Many of our discussions at HIMSS this year focused on the business of healthcare and its shift from a fee-for-service volume-based model to a fee-for-value outcomes-based model. This transition brings data management and utility to the forefront of an organization’s strategy.

When entering into an outcomes-based agreement, whether a government or commercial payer, and becoming responsible for a patient’s health regardless of setting, organizations will need to evaluate information both internally and externally. Whether the information originates from the patient or from an Electronic Medical Record, it has become clear that the installation of a multi-million dollar EMR solution does not necessarily fulfill the need for a comprehensive clinical, financial, and administrative patient view.

 

ONX HIMSS

One of the keys to making the volume-to-value-based transition is an organization’s ability to use their data to make decisions.
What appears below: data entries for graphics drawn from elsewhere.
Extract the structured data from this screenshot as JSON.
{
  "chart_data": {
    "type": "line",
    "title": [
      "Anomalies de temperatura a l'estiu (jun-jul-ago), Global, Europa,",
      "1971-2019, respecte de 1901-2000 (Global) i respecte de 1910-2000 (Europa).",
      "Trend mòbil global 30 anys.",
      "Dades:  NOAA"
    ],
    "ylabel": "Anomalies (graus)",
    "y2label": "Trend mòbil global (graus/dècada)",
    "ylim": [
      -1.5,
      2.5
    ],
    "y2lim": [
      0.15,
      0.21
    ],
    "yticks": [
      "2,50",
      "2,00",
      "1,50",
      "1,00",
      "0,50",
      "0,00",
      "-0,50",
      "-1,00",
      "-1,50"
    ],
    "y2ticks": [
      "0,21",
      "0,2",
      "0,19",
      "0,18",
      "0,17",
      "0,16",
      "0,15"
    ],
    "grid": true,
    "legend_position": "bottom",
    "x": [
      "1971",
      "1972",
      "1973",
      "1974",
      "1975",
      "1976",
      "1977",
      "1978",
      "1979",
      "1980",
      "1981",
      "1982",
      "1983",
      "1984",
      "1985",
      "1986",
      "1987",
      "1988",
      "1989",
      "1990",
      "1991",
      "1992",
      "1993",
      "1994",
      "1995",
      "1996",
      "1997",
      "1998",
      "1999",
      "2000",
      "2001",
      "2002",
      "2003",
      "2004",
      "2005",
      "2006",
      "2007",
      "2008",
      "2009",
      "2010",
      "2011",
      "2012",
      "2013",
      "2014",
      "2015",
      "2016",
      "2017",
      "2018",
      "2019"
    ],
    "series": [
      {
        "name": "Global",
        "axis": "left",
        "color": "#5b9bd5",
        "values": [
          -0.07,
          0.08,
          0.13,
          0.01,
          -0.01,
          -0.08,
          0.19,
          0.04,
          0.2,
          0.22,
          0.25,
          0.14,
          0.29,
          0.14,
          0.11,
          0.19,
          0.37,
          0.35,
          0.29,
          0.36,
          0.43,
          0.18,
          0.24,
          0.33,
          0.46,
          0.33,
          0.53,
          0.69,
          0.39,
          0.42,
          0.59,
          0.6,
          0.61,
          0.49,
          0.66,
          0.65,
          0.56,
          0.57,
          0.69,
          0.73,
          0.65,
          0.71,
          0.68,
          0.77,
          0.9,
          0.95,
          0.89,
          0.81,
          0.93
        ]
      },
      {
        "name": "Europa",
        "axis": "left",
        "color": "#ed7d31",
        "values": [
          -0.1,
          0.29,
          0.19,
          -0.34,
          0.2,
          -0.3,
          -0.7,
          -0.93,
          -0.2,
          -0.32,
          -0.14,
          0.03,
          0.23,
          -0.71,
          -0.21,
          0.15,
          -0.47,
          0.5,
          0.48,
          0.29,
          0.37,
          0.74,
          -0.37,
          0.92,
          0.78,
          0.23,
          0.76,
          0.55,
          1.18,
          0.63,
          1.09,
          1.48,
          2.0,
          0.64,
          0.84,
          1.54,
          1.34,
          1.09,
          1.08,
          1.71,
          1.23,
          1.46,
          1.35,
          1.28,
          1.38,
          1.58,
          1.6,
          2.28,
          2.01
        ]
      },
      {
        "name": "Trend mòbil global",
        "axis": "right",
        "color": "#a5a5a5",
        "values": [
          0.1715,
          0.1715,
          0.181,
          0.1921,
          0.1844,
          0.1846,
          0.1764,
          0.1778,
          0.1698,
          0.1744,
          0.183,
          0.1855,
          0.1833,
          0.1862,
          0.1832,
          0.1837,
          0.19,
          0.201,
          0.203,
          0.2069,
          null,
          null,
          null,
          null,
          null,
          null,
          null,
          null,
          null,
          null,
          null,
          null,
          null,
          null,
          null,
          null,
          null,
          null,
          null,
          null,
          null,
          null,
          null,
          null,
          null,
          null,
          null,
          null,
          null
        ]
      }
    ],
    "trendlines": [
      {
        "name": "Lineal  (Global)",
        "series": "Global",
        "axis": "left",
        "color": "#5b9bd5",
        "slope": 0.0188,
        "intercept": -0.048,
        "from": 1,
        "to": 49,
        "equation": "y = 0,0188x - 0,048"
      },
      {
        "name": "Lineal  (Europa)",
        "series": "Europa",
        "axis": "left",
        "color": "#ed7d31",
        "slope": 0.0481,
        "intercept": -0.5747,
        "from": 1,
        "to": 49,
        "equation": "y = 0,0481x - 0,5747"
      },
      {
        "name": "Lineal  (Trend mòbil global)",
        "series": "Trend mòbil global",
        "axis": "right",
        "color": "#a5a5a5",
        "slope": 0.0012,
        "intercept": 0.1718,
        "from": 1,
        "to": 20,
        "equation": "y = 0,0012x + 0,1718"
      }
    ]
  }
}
For years, healthcare organizations have been leveraging data warehouse technologies using structured data for retrospective decision making. The challenge now is incorporating unstructured, semi-structured, and machine generated data – like nursing and physician notes, written discharge instructions, home health wearable outputs, and images. Being able to ingest this information with the right infrastructure will go a long way towards making all data types usable not only in a retrospective fashion, but at the point of care as well.

Better clinical and financial outcomes will not be an easy journey for the healthcare industry. It will not happen overnight, but it is a journey worth making. Using technology and gathering data to successfully navigate that journey continues to be an important part of the process. Helping our clients to evaluate the right technology to build a solid data strategy and foundation to transform the business of healthcare is the heart of what we do.